Le partage judiciaire
Le partage se fera en justice dans les hypothèses suivantes :
- l’un des copartageants refuse de consentir au partage amiable
- les copartageants ne parviennent pas à un accord sur les modalités du partage
- lorsque le partage amiable n’a pas été autorisé ou approuvé dans l’hypothèse où un copartageant est absent ou hors d’état de manifester sa volonté.
L’article 815 du Code civil pose le principe selon lequel nul n’est tenu de rester dans l’indivision, sauf dans quelques exceptions prévues par la loi et notamment lorsque la réalisation immédiate du partage risque de porter atteinte à la valeur du bien indivis.

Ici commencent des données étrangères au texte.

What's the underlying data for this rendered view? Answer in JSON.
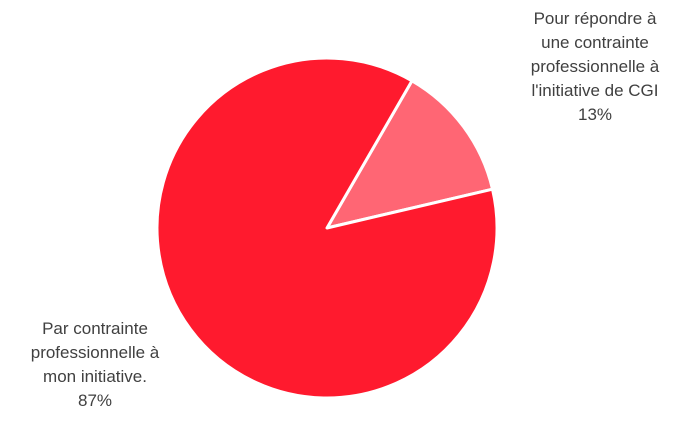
{
  "chart_data": {
    "type": "pie",
    "start_angle_deg": 90,
    "direction": "clockwise",
    "slices": [
      {
        "label_lines": [
          "Par contrainte",
          "professionnelle à",
          "mon initiative."
        ],
        "percent_label": "87%",
        "value": 87,
        "color": "#ff1a2e"
      },
      {
        "label_lines": [
          "Pour répondre à",
          "une contrainte",
          "professionnelle à",
          "l'initiative de CGI"
        ],
        "percent_label": "13%",
        "value": 13,
        "color": "#ff6674"
      }
    ],
    "slice_order_from_top": [
      1,
      0
    ],
    "separator_color": "#ffffff"
  }
}
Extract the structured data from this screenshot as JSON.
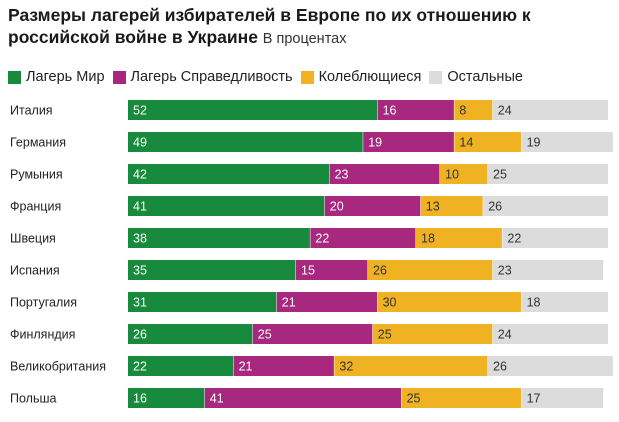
{
  "title": {
    "main": "Размеры лагерей избирателей в Европе по их отношению к российской войне в Украине",
    "unit": "В процентах"
  },
  "colors": {
    "peace": "#178a3e",
    "justice": "#a8277f",
    "undecided": "#eeb223",
    "others": "#dcdcdc"
  },
  "chart_data": {
    "type": "bar",
    "orientation": "horizontal-stacked-100",
    "title": "Размеры лагерей избирателей в Европе по их отношению к российской войне в Украине",
    "subtitle": "В процентах",
    "legend_position": "top-left",
    "categories": [
      "Италия",
      "Германия",
      "Румыния",
      "Франция",
      "Швеция",
      "Испания",
      "Португалия",
      "Финляндия",
      "Великобритания",
      "Польша"
    ],
    "series": [
      {
        "name": "Лагерь Мир",
        "key": "peace",
        "values": [
          52,
          49,
          42,
          41,
          38,
          35,
          31,
          26,
          22,
          16
        ]
      },
      {
        "name": "Лагерь Справедливость",
        "key": "justice",
        "values": [
          16,
          19,
          23,
          20,
          22,
          15,
          21,
          25,
          21,
          41
        ]
      },
      {
        "name": "Колеблющиеся",
        "key": "undecided",
        "values": [
          8,
          14,
          10,
          13,
          18,
          26,
          30,
          25,
          32,
          25
        ]
      },
      {
        "name": "Остальные",
        "key": "others",
        "values": [
          24,
          19,
          25,
          26,
          22,
          23,
          18,
          24,
          26,
          17
        ]
      }
    ],
    "xlim": [
      0,
      100
    ]
  }
}
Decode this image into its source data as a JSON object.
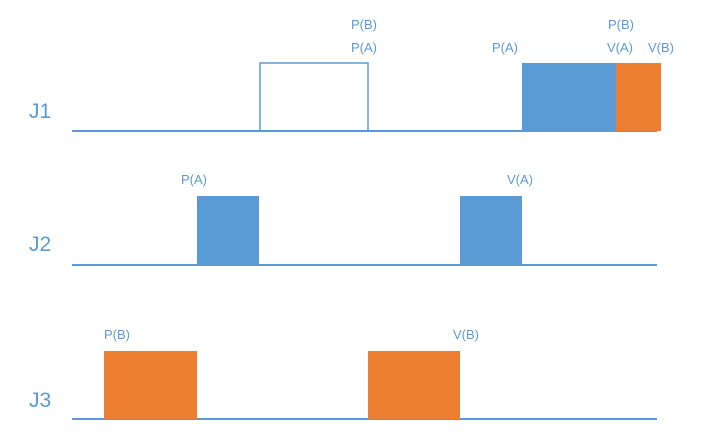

La demande en partage est faite devant le Tribunal de Grande Instance.
Le Tribunal pourra désigner un notaire qui procédera aux opérations de partage et un juge pour surveiller ces opérations.
Si la consistance ou la valeur des biens le justifie, le notaire pourra s’adjoindre un expert.
Le Tribunal pourra ordonner la vente par adjudication des biens qui ne peuvent être facilement partagés ou attribués.
L’article 883 du Code civil dispose que le partage a un effet déclaratif, c'est-à-dire qu’il produira ses effets dès la dissolution du régime.
L’attribution éliminatoire
L’attribution éliminatoire est prévue par le troisième alinéa de l’article 824 du Code civil.
Ce texte offre la possibilité aux indivisaires qui entendent demeurer dans l’indivision de demander au tribunal de grande instance d’attribuer sa part, après expertise, à celui qui a demandé le partage, soit en nature, si elle est aisément détachable du reste des biens indivis, soit en argent si l’attribution en nature ne peut être commodément effectuée, ou si le demandeur en exprime la préférence.
L’indivision est alors maintenue entre ceux des indivisaires qui souhaitent rester sous ce régime, tandis que celui ou ceux qui ont demandé le partage se trouvent allotis.
Cette sortie de certains indivisaires de l’indivision est couramment appelée "attribution éliminatoire".
L’originalité de l’attribution éliminatoire est de mettre fin à l’indivision à l’égard de certains indivisaires et de la maintenir entre les autres.
L’attribution éliminatoire se distingue du maintien forcé de l’indivision et du sursis au partage, mais aussi de l’attribution préférentielle de droit ou facultative.
Le paiement de cette somme d’argent peut s’effectuer de deux manières différentes selon qu’existe ou non dans la masse indivise des fonds suffisant à remplir de ses droits l’attributaire.
L’article 824, alinéa 2, du Code civil dispose en effet que s’il n’existe pas dans l’indivision une somme suffisante, le complément est versé par ceux des indivisaires qui ont concouru à la demande, sans préjudice de la possibilité pour les autres indivisaires d’y participer s’ils en expriment la volonté.
Le principe est donc le paiement au moyen de fonds de l’indivision, puisque ce n’est que s’il n’existe pas dans l’indivision une somme suffisante que l’on a recours à l’autre possibilité prévue par le texte.
L’attribution en valeur
La loi a consacré le principe de l’égalité en valeur et il suffit désormais que les lots soient de valeur égale entre les copartageants
L’article 826 du Code civil permet désormais au juge de régler le partage en fonction d’une égalité en valeur des lots.
L’attribution préférentielle
Il est toujours possible à l’un des copartageants de demander l’attribution préférentielle d’un bien, en particulier dans le cas d’une entreprise pour en assurer la continuation ou du logement conjugal.
L'un des conjoint peut demander l’attribution préférentielle par voie de partage, à charge de soulte s’il y a lieu, de tout ou partie d’une entreprise agricole, commerciale, industrielle, artisanale ou libérale, à l’exploitation de laquelle il participe ou a participé effectivement.
La taille de l’entreprise est désormais indifférente.
La demande de sursis au partage
Cette demande est désormais étendue à tous les types d’entreprise dépendant de l'indivision : agricole, commerciale, industrielle, artisanale ou libérale.
Tout indivisaire peut demander au Tribunal de surseoir au partage, portant sur l’ensemble des biens indivis ou sur certains d’entre eux, pour deux années au plus dans les cas suivants :
- Si un partage immédiat risque de porter atteinte à la valeur des biens indivis
- Si l’un des indivisaires ne peut reprendre l’entreprise de la succession qu’à l’expiration de ce délai
La demande en maintien dans l’indivision
La demande en maintien dans l’indivision de l’entreprise ou du local d’habitation ou professionnel peut être demandée par l'un des conjoints au Tribunal qui en fixera les conditions.